Смолкла на минуту игуменья и потом сдержанным голосом, отчеканивая каждое слово, продолжала:
- И подати платят за них, и сыновей от солдатчины выкупают, и деньгами ссужают, и всем... Вот отчего деревенские к старой вере привержены... Не было б им от скитов выгоды, давно бы все до единого в никонианство своротили... Какая тут вера?.. Не о душе, об мошне своей радеют... Слабы ноне люди пошли, нет поборников, нет подвижников!.. Забыв бога, златому тельцу поклоняются!.. Горькие времена, сударыня, горькие!..- Неужели в самом деле скитам конец наступает? - в сильном раздумье, после долгого молчанья, спросила Марья Гавриловна.
- Все к тому идет...- покачав головой, со вздохом ответила Манефа.
- Как же вы тогда, матушка?- озабоченно глядя на игуменью, спросила Марья Гавриловна.
- Признаться сказать, давненько я о том помышляю,- молвила Манефа.- Еще тогда, как на Иргизе зачали монастыри отбирать, решила я сама про себя, что рано ли, поздно ли, а такой же участи не миновать и нам. Ради того кой-чем загодя распорядилась, чтоб переменаврасплох не застала.

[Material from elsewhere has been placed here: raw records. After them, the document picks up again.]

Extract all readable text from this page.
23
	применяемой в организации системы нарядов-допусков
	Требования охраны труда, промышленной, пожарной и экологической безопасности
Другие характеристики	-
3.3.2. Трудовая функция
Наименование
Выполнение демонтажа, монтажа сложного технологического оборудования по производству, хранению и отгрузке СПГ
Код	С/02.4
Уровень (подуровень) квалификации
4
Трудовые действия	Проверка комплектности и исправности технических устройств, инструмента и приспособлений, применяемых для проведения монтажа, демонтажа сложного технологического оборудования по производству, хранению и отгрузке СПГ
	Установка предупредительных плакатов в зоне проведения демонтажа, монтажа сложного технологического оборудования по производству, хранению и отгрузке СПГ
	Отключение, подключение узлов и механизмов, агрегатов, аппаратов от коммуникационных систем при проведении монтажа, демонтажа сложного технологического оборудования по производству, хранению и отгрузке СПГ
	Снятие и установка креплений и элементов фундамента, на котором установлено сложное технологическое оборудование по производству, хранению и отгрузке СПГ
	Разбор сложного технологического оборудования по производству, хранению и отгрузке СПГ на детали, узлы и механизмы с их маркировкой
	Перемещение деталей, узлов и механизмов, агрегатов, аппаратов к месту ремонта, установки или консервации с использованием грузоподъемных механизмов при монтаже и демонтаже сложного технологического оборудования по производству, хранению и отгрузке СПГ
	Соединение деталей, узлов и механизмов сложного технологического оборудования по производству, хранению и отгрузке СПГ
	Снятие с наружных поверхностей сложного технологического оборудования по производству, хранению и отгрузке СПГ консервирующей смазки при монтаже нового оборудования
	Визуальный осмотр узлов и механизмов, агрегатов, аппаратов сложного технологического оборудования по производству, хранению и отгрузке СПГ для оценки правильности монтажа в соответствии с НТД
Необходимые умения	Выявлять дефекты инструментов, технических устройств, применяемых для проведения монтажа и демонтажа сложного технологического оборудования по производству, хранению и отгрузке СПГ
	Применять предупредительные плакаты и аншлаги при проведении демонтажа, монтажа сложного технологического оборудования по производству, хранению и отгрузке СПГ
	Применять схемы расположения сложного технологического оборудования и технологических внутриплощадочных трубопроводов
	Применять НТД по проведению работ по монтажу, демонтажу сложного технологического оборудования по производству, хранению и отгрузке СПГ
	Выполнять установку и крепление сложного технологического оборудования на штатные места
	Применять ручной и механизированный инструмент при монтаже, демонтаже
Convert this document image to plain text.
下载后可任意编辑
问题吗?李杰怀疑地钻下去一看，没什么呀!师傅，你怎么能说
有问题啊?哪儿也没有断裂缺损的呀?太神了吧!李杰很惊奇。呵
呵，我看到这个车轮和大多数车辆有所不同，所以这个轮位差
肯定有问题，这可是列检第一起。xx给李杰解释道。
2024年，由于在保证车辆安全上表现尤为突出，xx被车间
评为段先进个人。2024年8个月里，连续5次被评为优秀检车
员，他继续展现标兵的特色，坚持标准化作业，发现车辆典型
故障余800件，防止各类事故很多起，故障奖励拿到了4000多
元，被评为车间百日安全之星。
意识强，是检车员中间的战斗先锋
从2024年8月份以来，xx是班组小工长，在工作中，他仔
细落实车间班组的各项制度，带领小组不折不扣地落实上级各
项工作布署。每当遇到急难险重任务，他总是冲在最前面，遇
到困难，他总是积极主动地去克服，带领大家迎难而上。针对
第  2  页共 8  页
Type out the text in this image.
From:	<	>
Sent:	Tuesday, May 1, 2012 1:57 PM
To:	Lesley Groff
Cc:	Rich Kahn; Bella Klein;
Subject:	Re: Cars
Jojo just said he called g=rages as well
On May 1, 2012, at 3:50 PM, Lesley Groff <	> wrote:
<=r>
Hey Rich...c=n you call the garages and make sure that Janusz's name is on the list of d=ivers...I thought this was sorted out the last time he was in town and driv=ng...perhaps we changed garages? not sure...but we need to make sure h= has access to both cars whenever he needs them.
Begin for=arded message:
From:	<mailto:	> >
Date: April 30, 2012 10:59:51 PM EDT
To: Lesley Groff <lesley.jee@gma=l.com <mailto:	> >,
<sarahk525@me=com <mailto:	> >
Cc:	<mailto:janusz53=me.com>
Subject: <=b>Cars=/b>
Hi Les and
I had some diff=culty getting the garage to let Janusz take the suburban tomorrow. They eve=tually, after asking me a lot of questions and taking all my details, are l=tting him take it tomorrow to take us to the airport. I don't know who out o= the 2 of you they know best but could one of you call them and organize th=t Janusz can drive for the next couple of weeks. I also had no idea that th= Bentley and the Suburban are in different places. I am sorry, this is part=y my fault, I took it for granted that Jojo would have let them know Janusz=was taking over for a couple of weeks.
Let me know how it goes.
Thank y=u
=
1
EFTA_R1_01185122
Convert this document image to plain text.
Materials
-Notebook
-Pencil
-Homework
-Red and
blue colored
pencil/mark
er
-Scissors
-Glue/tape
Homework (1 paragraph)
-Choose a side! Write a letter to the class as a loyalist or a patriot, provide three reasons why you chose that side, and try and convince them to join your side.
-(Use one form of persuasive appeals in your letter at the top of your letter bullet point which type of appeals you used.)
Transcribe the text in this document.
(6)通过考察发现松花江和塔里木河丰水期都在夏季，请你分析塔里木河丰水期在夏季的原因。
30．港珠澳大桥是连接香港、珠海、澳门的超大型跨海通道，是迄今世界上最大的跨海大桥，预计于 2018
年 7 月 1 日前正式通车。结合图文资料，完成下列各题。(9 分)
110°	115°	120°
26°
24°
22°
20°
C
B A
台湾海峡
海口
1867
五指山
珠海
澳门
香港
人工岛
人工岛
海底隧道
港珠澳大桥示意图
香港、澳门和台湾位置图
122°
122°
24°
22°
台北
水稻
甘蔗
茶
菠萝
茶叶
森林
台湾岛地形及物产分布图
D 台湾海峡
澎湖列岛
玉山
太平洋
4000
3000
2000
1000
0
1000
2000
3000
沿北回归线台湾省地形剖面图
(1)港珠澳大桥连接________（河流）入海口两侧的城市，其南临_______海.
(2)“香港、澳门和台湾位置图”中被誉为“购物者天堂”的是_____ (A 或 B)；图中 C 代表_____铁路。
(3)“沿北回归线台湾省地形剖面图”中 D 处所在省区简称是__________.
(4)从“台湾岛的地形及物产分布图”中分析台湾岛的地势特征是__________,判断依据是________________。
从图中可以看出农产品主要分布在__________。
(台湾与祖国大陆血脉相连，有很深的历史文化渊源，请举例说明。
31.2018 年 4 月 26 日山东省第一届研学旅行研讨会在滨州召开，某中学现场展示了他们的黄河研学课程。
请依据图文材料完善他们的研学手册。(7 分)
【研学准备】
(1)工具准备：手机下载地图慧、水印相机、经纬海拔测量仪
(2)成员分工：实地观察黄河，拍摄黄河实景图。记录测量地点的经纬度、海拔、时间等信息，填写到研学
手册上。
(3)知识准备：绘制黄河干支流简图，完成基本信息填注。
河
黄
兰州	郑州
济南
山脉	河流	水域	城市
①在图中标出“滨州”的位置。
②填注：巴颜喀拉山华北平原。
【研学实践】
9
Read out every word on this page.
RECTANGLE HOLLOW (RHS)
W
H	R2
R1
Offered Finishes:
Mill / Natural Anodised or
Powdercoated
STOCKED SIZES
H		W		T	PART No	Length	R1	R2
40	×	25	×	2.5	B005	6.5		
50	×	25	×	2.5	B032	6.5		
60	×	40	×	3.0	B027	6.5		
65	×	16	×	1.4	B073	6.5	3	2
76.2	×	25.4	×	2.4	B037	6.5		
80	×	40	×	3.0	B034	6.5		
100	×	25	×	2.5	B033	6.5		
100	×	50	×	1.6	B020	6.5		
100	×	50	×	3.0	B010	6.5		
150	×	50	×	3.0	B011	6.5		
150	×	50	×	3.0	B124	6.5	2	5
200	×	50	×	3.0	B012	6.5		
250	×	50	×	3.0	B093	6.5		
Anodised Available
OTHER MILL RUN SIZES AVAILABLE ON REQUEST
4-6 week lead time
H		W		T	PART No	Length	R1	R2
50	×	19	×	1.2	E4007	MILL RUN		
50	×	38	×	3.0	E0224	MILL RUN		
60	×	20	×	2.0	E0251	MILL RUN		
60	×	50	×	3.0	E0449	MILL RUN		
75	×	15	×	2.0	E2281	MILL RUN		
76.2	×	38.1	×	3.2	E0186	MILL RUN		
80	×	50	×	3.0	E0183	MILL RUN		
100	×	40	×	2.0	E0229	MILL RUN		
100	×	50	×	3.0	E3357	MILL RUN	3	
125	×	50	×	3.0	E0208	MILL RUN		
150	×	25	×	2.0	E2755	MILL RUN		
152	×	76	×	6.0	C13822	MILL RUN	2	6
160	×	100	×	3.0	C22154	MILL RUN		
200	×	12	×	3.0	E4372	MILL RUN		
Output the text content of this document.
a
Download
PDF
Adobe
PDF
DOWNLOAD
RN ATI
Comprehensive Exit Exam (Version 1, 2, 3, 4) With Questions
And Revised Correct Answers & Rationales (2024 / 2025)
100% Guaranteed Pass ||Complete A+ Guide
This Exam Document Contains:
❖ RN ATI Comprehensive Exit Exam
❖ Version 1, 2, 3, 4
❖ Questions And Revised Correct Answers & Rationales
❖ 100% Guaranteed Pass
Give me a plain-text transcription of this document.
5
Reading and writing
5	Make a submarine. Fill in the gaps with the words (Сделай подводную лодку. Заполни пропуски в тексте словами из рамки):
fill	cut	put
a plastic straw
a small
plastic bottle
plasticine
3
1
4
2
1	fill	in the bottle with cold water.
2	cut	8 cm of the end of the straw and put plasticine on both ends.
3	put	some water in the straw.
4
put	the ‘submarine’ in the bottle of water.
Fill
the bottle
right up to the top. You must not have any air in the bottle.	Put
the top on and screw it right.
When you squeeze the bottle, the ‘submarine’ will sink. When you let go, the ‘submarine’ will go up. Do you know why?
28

- Что ж вы сделали, матушка? - спросила Марья Гавриловна.
- А видите ли, дело в чем,- сказала Манефа,- и на Иргизе, и в Слободах, и в Лаврентьеве всех несогласных принять попов, великороссийскими архиереями благословенных, по своим местам разослали - на родину, значит. Кто где в ревизию записан, там и живи до смерти, по другим местам ездить не смей... Когда до наших скитов черед дойдет - с нами то же сделают... Потому и сама я в купчихи к нашему городку приписалась, и матерей, которы получше да полезнее, туда же в мещанки приписала... Когда Керженцу выйдет решенье... нашу обитель чуть не всю в один город пошлют. Там и настроим мы домов к одному месту... Может, позволят и здешне строенья туда перевезть... Часовни хоть не будет, а все же будем жить вкупе... Не станет нынешнего пространного жития, что же делать! Не так живи, как хочется, а как господь благословит... И не я одна так распорядилась, во многих обителях и в здешних, и в Оленевских. и в Улангерских то же сделают. Вкупе-то всем жить будет отраднее.
- А мне-то как быть тогда, матушка?- тревожно спросила Марья Гавриловна.
- Вам, сударыня, беспокоиться нечего, ваша статья иная...- сказала Манефа.- Не в обители живете, имени вашего в списках нету.. путь вам чистый на все четыре стороны.
- А как меня в Москву вышлют да выезд оттоль запретят?.. Тогда что?.. Жить в Москве для меня смерти горчей - сами знаете,- говорила взволнованная Марья Гавриловна.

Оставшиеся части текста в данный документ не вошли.